Bank of Sharjah’s total assets up 7 per cent at Dhs38.5 billion - GulfToday

Bank of Sharjah’s total assets up 7 per cent at Dhs38.5 billion

BOS---New-Head-Office-750

Head Office of Bank of Sharjah

Bank of Sharjah Group has reported a pre-provision net profit of Dhs175 million for the period ended Sept.30, 2021. Upon application of Dhs1,475 million as ‘hyperinflation effect’ linked to operations of its Lebanese subsidiary Emirates Lebanon Bank (ELBank), the Group recognized a net loss of Dhs1,300 million and a total comprehensive loss of Dhs1,252 million against a positive equity component of Dhs1,866 million.

The Group’s balance sheet remains strong, with total assets standing at Dhs38.5 billion, up 7 per cent against Dhs36.14 billion as of Dec.31, 2020, and total equity of Dhs3.77 billion against Dhs3.16 billion as of Dec.31, 2020, reflecting an increase of 19 per cent.

The Group continues to enjoy a high asset quality and other robust metrics that remain healthy as a result of strict adherence to maintaining a disciplined and focused approach to lending, recovery and funding. Liquidity and capital positions are comfortable with customer deposit base increasing 6 per cent to Dhs25.17 billion from Dhs23.67 billion. Loans-to-deposits ratio stood at 81 per cent against 82 per cent as of Dec.31, 2020, and cost-to-income ratio at 50 per cent against 29 per cent as of Sept.30, 2020.
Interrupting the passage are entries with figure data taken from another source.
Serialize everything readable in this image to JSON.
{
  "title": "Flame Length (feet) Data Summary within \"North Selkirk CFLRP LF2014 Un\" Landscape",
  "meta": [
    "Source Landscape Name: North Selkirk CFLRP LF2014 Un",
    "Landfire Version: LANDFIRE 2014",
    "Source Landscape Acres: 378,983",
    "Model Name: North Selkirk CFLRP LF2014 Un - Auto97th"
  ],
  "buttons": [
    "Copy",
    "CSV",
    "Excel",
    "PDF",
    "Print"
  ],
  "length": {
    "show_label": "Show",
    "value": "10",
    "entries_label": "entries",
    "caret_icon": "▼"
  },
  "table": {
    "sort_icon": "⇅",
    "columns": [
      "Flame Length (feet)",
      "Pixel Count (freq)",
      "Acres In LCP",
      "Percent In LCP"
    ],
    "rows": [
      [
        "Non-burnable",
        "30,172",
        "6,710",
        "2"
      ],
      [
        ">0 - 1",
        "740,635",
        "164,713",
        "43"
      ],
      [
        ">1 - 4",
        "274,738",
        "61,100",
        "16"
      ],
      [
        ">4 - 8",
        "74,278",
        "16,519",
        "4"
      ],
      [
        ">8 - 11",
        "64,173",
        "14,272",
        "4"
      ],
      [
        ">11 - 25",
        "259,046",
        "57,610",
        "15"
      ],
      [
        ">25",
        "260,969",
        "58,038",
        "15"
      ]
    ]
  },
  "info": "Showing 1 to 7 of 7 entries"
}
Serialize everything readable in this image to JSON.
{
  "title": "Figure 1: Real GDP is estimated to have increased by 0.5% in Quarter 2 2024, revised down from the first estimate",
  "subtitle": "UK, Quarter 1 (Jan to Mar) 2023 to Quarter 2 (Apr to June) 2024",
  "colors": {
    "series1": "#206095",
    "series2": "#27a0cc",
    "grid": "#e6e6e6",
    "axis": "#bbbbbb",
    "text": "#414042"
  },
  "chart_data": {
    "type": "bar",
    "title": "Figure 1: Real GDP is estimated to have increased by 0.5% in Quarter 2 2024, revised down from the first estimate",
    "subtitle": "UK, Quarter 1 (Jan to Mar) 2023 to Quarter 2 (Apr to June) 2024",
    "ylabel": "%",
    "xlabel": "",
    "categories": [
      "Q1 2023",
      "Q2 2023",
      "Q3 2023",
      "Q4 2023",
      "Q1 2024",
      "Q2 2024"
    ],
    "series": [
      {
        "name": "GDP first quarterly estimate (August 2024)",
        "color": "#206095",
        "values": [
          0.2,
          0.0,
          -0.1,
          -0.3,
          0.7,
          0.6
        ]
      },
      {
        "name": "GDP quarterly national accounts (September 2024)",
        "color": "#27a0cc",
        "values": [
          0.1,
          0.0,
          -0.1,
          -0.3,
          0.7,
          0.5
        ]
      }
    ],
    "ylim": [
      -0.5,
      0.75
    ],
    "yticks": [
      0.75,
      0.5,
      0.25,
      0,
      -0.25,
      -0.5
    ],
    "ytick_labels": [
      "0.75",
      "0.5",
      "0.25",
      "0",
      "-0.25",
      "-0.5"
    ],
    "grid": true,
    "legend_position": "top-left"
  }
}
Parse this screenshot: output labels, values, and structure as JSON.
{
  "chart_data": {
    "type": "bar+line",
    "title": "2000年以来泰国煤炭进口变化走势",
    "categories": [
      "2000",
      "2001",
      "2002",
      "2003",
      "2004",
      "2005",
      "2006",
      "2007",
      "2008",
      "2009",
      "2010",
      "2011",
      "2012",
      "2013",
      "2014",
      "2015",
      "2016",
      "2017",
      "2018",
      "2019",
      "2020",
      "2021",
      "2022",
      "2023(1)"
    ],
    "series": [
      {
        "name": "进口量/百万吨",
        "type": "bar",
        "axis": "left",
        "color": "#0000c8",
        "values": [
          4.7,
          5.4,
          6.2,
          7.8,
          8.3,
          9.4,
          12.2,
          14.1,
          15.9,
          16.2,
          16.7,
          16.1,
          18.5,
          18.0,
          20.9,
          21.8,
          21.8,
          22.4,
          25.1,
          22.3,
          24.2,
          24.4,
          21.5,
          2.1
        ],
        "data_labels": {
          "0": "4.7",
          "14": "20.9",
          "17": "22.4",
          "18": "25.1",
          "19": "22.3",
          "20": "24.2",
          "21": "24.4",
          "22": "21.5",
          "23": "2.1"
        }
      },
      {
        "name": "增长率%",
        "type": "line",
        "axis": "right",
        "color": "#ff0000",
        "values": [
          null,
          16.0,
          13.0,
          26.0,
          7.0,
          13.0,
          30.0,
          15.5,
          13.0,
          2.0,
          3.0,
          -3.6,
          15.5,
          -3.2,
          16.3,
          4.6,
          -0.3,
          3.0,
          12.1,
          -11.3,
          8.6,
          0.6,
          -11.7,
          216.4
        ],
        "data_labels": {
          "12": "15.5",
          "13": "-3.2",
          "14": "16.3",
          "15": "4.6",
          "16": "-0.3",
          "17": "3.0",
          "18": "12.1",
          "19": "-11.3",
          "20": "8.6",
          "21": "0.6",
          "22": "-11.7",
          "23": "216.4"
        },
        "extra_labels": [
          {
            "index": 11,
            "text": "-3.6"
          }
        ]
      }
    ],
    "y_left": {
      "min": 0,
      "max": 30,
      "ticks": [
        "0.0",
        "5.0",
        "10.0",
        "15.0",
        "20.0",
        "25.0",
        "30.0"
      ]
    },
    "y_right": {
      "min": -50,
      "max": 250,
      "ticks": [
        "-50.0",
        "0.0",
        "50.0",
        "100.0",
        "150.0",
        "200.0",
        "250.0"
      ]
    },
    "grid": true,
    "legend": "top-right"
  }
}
The Group’s operations in Lebanon, through its subsidiary Emirates Lebanon Bank SAL continued to witness unprecedented events stemming from political and economic turmoil, since 17 October 2019. The Group has complied with Banque du Liban Circular No. 13129, dated 4 November 2019, calling for the increase by 20 per cent of the equity of Lebanese banks prior to June 30, 2020.

The operating income before impairments and application of hyper inflationary accounting standards of ELBank remains in line with last year’s comparable results.

 The net effect of hyperinflation on the Consolidated Equity for the period ended 30 September 2021 was positive and amounted to Dh 391 million, representing the difference between Dhs1,475 million negative variation on the P&L figures and Dh 1,866 million positive variation on total equity.

The International Monetary Fund (IMF) published in December 2020 the inflation forecasts. Whereby, the Lebanese economy is considered a hyperinflationary for the purposes of applying IAS 29 and for the retranslation of foreign operations in accordance with IAS 21 and its effects on the condensed consolidated interim financial statements for the period ending Sept.30, 2021.

Accordingly, the financial statements of Emirates Lebanon Bank SAL have been restated by applying a general price index to the historical cost, in order to reflect the changes in the purchasing power of the LBP, on the closing date of the financial statements.

“Despite Covid-19 the Bank performed exceptionally well and delivered positive and eloquent results that under hyperinflation accounting moved from P&L directly to equity. From Board of Directors’ perspective protecting shareholders equity is the most important responsibility,” said Sheikh Mohammed Bin Saud Al Qasimi, Chairman of Bank of Sharjah.

Despite all challenging environments, the Group’s UAE operations demonstrated resilient performance underpinned by the robust fundamentals of the Bank,” he added.